Photofragmentation of ammonia at 193.3 nm: Bimodal rotational distributions and vibrational excitation of NH₂(Ã)

Time-resolved Fourier transform infrared emission spectroscopy is used to measure the nascent rovibrational distribution of low-lying electronically excited NH₂(Ã ²A₁) produced in the 193.3 nm photolysis of room-temperature and jet-cooled ammonia.
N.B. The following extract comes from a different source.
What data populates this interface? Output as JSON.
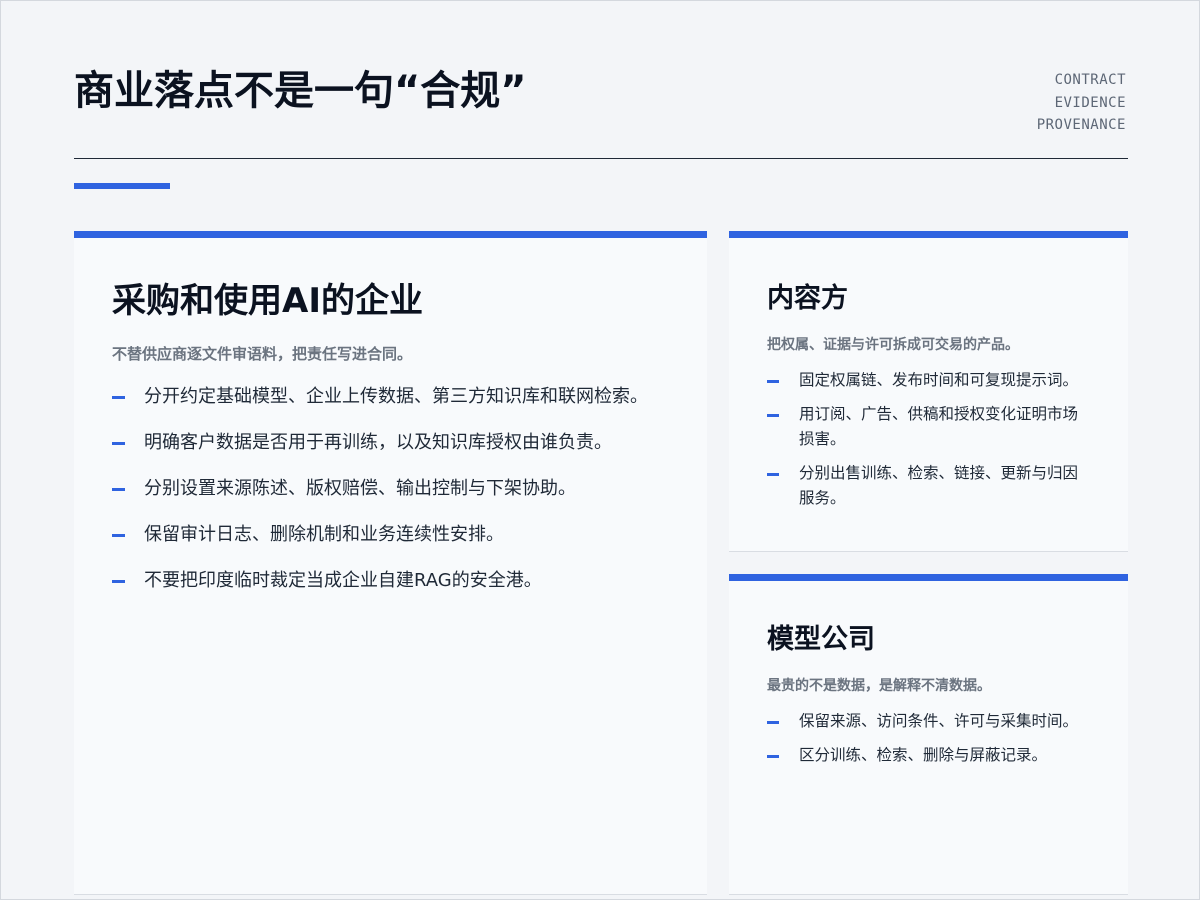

Emission is observed predominantly from NH₂(Ã) states with rotational motion about the a-axis and without bending excitation, v′₂ = 0. A bimodal N′ = K′_a rotational state population distribution is observed with up to K′_a = 7 in v′₂ = 0 and with maxima at K′_a = 5 and K′_a = 1. We suggest that the bimodal rotational distribution may result from the competition between planar and bent geometries during dissociation. Weaker emission from NH₂(Ã) with bending excitation, v′₂ = 1 and 2, is detected; the v′₂ = 1, N′ = K′_a rotational state population distribution spans from K′_a = 0 to the energetic limit of K′_a = 4. The vibrational energy partitioning for the formation of NH₂(Ã, v′₂ = 0):NH₂(Ã, v′₂ = 1) is 3:1 and 2:1 in the room-temperature and jet-cooled conditions, respectively. An upper limit of the NH₂(Ã, v′₂ = 2) population is ∼10% of the total NH₂(Ã) photofragments. Emission from rotational states with N′ > K′_a (molecules with rotational excitation about the b/c-axes) is also observed. Under jet-cooled conditions the NH₂(Ã) b/c-axes rotational temperature of ∼ 120 K is higher than that expected from the rotationally cold parent species and is attributed to a mapping of the zero-point bending motion in the v₄ H-N-H scissors bending coordinate of the NH₃(Ã) predissociative state onto the NH₂(Ã,v′₂,N′ ,K′_a) + H photofragments.